While the political rumblings might not be as severe as the 7.2 on the Richter scale being experienced by those in Mexico, Shadow Home Secretary, Chris Grayling, must have felt more than a little quake in the pit of his stomach following publication of comments he made in private to the Centre For Policy Studies, a centre-right think tank.
He was referring to the case of a gay male couple turned away from a B&B on the grounds that the owner’s religious convictions meant she could not allow them to stay.
Mr Grayling expressed his personal view (in private to the committee but secretly recorded and sent to the Observer) that: "I think we need to allow people to have their own consciences” and “if it's a question of somebody who's doing a B&B in their own home, that individual should have the right to decide who does and who doesn't come into their own home."
Of course, technically at least, he is wrong as the Equality Act (Sexual Orientation) Regulations 2007 states no one should be refused goods or services on the grounds of their sexuality.
But, the law does not often allow for the concept of common sense or political point scoring.
The media has been full of what should really have been a non-story and the fact it has even gained such prominence I find to be more worrying than the actual incident at the B&B itself.

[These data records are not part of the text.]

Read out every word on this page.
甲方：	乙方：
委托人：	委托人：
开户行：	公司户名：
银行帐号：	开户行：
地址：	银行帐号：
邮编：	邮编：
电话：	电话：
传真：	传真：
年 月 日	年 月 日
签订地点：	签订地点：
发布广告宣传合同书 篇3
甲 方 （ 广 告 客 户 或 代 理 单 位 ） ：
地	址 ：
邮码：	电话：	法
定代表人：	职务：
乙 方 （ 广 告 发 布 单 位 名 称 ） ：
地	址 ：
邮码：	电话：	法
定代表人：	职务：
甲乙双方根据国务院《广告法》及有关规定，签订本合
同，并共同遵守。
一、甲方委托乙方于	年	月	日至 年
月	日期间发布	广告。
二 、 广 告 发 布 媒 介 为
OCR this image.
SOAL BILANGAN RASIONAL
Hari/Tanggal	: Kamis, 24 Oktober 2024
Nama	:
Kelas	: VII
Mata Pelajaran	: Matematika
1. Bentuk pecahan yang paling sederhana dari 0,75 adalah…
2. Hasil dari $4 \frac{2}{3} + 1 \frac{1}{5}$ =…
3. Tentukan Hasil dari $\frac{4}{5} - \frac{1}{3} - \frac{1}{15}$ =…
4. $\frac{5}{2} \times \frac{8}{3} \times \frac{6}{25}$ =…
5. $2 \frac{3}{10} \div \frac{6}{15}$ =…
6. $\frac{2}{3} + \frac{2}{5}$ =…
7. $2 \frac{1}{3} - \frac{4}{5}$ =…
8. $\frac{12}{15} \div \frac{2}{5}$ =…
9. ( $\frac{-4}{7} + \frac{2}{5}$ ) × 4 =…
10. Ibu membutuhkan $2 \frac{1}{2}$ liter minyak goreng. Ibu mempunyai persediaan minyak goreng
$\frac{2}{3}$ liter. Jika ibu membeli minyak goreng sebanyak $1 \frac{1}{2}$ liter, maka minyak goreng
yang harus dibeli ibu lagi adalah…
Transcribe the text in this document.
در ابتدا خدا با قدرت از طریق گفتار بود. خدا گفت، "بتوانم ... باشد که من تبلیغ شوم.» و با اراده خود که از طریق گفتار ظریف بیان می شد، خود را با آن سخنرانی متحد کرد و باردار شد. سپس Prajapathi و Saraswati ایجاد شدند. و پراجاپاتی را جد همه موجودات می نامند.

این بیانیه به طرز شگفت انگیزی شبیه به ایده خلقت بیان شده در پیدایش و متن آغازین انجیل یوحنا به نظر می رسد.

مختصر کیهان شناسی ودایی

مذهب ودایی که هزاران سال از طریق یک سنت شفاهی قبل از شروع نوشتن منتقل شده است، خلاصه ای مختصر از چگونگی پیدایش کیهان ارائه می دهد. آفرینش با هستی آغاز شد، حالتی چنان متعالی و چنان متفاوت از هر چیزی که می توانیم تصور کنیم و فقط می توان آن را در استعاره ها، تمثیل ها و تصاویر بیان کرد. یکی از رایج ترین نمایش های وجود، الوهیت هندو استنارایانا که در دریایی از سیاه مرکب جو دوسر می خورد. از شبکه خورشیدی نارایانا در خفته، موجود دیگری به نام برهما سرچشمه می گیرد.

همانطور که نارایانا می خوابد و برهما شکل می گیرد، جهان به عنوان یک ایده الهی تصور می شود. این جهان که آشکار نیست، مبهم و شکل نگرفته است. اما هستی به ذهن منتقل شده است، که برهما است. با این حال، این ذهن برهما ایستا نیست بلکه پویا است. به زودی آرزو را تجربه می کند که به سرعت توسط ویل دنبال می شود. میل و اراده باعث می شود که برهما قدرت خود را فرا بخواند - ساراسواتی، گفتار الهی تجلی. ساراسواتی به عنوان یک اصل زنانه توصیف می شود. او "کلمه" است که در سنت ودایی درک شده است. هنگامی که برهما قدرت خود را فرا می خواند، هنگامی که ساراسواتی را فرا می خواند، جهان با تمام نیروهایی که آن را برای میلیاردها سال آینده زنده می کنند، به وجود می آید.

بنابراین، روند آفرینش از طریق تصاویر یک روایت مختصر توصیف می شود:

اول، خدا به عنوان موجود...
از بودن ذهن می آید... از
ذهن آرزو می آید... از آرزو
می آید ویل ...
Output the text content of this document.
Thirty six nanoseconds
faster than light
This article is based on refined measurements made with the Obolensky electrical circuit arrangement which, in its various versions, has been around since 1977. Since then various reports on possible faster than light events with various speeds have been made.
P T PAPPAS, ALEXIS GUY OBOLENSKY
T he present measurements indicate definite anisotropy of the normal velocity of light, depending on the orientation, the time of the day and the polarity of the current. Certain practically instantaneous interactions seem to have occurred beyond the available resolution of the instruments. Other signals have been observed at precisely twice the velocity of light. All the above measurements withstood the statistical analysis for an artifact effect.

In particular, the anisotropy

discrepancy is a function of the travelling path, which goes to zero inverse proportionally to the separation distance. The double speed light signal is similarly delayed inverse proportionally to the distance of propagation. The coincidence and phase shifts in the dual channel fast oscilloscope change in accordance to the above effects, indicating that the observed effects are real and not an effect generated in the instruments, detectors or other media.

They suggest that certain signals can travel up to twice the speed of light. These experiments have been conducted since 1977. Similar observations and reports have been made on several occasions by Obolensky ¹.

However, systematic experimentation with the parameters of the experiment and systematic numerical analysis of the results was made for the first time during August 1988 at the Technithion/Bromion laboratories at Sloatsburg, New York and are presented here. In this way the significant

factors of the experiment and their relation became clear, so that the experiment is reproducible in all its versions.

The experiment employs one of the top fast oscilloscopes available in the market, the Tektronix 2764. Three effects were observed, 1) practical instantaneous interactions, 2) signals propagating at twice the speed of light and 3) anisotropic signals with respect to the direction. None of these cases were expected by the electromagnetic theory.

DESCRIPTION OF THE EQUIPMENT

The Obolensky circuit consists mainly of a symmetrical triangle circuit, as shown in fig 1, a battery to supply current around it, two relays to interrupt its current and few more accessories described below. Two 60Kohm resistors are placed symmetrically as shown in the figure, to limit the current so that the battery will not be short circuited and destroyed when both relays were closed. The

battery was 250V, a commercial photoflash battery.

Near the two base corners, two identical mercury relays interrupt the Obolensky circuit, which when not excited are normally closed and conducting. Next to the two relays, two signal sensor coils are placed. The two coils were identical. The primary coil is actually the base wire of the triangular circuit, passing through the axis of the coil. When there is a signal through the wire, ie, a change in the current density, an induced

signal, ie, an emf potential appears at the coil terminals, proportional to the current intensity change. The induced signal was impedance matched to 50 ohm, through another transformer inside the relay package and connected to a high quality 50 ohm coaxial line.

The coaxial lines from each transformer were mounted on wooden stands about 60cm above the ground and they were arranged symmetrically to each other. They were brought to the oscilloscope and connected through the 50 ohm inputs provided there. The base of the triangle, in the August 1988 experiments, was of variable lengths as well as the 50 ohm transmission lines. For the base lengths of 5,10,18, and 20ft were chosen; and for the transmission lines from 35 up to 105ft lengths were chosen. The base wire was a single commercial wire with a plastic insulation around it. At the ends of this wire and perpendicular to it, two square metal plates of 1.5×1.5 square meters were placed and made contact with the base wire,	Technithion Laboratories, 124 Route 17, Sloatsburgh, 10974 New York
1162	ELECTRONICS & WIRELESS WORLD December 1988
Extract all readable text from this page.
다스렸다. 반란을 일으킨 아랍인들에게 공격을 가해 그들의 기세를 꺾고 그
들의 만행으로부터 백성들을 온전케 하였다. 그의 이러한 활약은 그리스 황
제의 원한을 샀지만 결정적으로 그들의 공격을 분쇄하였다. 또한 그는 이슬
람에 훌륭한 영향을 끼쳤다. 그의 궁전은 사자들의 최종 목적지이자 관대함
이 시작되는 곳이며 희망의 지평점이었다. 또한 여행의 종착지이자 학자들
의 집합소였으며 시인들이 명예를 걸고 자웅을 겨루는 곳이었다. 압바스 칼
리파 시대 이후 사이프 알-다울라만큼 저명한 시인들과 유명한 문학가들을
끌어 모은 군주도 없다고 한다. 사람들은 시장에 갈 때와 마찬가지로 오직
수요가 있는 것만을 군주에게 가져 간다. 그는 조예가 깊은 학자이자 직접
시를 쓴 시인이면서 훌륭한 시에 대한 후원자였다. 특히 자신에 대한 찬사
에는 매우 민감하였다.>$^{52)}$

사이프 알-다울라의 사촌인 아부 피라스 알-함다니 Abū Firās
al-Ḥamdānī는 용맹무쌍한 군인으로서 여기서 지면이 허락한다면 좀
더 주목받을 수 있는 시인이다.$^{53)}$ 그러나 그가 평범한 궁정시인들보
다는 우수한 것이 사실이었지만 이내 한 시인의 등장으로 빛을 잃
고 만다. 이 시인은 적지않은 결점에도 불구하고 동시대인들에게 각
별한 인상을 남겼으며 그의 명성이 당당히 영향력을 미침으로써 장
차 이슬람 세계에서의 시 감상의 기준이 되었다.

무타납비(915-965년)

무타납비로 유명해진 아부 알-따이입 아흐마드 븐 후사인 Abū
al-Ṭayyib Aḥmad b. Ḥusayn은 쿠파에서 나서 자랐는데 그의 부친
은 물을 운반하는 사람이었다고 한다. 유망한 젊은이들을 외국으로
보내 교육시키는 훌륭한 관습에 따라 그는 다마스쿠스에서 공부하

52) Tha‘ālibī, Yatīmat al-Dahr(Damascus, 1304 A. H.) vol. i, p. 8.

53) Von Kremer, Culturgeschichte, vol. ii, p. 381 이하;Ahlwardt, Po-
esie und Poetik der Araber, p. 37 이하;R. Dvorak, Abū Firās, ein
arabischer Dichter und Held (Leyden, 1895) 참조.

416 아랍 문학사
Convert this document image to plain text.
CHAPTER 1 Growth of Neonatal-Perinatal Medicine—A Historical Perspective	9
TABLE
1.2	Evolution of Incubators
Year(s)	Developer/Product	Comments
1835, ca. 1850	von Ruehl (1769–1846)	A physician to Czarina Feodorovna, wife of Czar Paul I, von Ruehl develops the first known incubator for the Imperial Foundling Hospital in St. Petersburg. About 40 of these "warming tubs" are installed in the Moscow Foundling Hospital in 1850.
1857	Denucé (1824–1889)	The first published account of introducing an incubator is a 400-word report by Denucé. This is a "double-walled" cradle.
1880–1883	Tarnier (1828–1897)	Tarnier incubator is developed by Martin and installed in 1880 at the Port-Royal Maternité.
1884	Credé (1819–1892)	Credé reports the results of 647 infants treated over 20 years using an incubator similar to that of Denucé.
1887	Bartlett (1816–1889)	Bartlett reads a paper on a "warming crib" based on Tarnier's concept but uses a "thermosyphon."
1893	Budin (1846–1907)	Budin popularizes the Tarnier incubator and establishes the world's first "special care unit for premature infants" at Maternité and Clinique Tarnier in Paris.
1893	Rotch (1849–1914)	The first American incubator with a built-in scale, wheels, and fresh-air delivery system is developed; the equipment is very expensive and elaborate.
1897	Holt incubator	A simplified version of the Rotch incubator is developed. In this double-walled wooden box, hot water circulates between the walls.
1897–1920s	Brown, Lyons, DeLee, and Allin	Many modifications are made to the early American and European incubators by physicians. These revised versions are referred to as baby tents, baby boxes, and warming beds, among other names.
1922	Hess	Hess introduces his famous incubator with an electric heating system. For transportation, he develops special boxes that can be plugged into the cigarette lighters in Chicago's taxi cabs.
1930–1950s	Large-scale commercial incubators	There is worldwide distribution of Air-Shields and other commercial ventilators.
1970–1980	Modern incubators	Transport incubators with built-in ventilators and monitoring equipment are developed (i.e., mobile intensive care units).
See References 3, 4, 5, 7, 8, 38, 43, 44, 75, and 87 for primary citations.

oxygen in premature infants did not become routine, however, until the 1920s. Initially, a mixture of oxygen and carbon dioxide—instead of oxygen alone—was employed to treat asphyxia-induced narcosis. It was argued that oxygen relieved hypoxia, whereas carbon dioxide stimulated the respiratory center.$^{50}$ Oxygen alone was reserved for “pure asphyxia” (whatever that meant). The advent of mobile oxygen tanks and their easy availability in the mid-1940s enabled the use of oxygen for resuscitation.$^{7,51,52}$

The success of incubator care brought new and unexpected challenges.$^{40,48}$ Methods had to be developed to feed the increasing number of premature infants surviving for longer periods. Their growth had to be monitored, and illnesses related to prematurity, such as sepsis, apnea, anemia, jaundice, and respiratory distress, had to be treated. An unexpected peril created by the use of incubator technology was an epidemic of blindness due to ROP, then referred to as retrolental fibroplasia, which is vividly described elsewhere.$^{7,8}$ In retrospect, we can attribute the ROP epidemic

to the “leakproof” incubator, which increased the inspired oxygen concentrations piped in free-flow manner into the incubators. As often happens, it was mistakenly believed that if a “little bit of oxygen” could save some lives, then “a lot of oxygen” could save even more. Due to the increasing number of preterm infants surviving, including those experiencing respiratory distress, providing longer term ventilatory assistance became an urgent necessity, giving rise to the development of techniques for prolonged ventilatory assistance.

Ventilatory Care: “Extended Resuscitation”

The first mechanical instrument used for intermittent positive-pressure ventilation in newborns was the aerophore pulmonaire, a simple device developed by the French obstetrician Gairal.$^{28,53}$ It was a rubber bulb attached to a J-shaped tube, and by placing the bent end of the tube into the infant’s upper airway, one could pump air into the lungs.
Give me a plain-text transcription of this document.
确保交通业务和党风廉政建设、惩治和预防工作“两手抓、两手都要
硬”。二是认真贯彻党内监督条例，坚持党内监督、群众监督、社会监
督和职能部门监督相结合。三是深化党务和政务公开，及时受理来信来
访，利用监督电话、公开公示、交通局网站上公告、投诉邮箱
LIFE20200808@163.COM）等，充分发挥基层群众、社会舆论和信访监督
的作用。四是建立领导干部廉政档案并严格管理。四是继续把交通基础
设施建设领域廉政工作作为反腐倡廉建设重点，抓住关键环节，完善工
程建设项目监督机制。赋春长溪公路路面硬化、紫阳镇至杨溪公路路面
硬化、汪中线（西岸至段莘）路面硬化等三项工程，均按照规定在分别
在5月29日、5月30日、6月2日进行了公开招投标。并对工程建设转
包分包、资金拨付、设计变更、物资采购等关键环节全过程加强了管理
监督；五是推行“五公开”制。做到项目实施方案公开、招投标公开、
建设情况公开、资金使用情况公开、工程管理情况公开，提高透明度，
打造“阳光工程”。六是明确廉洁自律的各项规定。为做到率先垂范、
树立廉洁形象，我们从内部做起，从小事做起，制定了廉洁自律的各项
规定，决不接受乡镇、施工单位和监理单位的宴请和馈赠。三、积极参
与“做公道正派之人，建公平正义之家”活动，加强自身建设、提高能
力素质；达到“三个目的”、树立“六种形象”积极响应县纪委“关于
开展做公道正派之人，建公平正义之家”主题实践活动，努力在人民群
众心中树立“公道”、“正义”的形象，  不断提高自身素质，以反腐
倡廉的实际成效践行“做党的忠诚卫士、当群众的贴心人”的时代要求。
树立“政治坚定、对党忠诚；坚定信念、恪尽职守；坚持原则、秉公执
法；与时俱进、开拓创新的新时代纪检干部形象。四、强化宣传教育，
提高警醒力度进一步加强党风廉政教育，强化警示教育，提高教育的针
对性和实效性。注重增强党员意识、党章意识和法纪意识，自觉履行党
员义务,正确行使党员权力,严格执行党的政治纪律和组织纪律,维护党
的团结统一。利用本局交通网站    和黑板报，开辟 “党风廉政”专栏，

Most of us would have walked away from the experience with the attitude that ‘shit happens’ and booked into somewhere else that was more tolerant of our lifestyle and was run by someone with less hostile views. Nothing would ever have been heard of the story again.
However, the couple in question, who apparently felt "we were treated as lepers in the worst possible way." (is there a good way?) felt the need to report the B&B owner to the police and are considering suing “for a principle”.
And that is where 'politics' checked into the B&B and I became disturbed:
One of the couple is, apparently, leader of the Lib Dem group on his local council.
Stonewall the activist organisation promoting gay rights has warned:
"There are lots of gay people out there who are thinking about voting Conservative – many for the first time in their lives,"
"They will now be interrogating these issues much more thoroughly."
Did you spot the implied threat?
The Observer, a paper which would be outraged if a similarly dubious recording had been made by an agency of the state, seems to find it acceptable to print Mr Grayling’s personal views when they are not even shared by the party he represents.
We are in election year and we must remember everyone wants to ‘score a goal’ against the opposition, or position themselves into a better place on the field of play.
One thing is for certain. Legislation cannot force acceptability of what is still a minority (yes, shock horror, the gay community is still a minority), albeit vocal group of people.
Acceptability comes about by behaviour and example.
For me, the couple lost all sympathy when they were seen on yesterday’s news 'mugging' the camera while draped in each other’s arms. It was a show of carefully staged ‘affection’ making a political point too crass even for the Camerons or the Browns to attempt.
Perhaps, the situation was best summed up by Andrea Williams, the director of the Christian Legal Centre:
"It is vital in a diverse and free society that we truly tolerate one another's views."
That should be taken as a two way street!!